The mechanism was created by the European Commission in 2021, following a dispute in which China restricted trade with Lithuania over Vilnius’s engagement with Taiwan. At the time, Brussels argued that the EU needed a credible deterrent to prevent external powers from using economic pressure to influence political decisions within the bloc.
When unveiling the instrument, the Commission stressed that its primary purpose was to discourage coercion rather than to be used frequently. Officials noted that the tool would be most effective if its mere existence was enough to deter aggressive economic tactics, without ever having to be fully activated.
Even if EU leaders decided to proceed, the Anti-Coercion Instrument is not a quick-response weapon. Activating it would involve procedural steps and political approvals that could take at least six months, making it a slower but potentially more far-reaching option compared to immediate tariff measures.
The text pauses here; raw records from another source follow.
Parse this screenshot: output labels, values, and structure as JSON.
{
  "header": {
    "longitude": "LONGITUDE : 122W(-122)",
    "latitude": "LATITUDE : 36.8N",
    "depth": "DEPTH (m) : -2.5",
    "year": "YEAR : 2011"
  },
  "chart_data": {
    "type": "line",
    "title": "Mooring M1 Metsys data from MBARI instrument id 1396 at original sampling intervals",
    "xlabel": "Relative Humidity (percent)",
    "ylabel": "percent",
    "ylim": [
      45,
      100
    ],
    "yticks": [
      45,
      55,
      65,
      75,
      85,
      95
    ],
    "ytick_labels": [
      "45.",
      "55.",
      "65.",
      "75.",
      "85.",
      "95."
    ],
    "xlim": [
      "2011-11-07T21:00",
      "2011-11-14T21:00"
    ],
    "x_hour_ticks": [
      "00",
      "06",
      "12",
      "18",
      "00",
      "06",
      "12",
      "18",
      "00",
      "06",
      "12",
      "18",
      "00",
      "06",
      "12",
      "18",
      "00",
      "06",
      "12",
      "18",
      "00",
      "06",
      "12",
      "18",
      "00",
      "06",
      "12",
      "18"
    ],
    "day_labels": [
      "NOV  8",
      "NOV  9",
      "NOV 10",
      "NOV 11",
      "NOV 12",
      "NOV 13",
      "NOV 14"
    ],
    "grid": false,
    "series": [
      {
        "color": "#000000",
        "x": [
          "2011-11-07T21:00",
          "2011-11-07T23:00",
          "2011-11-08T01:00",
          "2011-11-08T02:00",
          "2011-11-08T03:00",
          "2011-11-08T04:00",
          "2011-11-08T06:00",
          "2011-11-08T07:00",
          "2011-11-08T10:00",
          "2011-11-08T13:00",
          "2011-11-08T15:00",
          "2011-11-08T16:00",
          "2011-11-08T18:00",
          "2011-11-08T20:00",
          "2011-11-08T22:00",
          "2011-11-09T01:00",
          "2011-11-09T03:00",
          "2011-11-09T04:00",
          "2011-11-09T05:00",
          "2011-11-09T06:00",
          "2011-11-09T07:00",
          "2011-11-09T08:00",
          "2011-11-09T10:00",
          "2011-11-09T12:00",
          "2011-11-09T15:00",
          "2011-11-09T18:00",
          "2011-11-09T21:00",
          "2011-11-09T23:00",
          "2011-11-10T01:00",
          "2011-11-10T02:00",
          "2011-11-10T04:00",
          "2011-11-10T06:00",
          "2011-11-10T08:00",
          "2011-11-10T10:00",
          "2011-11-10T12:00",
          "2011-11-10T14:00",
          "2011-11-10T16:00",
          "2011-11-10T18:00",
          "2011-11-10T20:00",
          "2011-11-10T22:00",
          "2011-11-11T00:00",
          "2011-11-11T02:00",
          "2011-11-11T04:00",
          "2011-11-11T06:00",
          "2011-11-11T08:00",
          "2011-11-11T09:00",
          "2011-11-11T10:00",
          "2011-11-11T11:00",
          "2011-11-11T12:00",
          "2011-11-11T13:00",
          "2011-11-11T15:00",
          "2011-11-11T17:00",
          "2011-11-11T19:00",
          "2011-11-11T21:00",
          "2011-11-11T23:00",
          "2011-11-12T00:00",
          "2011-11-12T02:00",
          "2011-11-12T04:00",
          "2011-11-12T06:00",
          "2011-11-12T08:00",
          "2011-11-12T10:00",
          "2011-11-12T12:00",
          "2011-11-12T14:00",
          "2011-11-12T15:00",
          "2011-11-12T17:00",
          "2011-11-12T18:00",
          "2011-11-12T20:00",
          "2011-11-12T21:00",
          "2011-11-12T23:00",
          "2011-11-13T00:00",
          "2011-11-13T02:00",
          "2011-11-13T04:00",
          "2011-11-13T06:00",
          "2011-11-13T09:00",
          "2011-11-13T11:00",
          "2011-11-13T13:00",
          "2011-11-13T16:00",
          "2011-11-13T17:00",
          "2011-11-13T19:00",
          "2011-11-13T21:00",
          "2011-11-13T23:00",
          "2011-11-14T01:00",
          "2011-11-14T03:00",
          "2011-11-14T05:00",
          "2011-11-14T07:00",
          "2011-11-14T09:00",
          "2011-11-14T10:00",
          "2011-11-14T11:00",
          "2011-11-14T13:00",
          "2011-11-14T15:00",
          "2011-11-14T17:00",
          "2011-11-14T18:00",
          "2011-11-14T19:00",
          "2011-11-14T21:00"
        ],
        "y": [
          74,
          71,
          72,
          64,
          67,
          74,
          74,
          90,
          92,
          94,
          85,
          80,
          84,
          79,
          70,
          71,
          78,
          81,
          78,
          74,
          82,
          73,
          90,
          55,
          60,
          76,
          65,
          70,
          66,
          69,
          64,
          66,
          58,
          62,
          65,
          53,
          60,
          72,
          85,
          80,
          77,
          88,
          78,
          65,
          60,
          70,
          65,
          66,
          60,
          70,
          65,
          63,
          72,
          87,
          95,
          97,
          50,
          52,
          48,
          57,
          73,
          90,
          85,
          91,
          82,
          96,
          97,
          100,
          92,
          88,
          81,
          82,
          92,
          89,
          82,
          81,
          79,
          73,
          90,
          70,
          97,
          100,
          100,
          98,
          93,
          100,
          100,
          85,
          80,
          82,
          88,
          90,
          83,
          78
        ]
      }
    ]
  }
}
The stakes are high because economic ties between the United States and the EU are among the largest in the world. According to Eurostat, total trade in goods and services between the two sides reached about €1.7 trillion, or roughly $2 trillion, in 2024, averaging around €4.6 billion in transactions every single day.
Europe’s main exports to the US include pharmaceuticals, automobiles, aircraft, chemicals, medical equipment, and wine and spirits. In the opposite direction, major American exports to the EU range from oil and gas to pharmaceuticals, aerospace products and cars, as well as high-value services such as cloud computing, payment systems and other professional and scientific services. Any escalation, EU officials warn, would therefore have significant consequences on both sides of the Atlantic.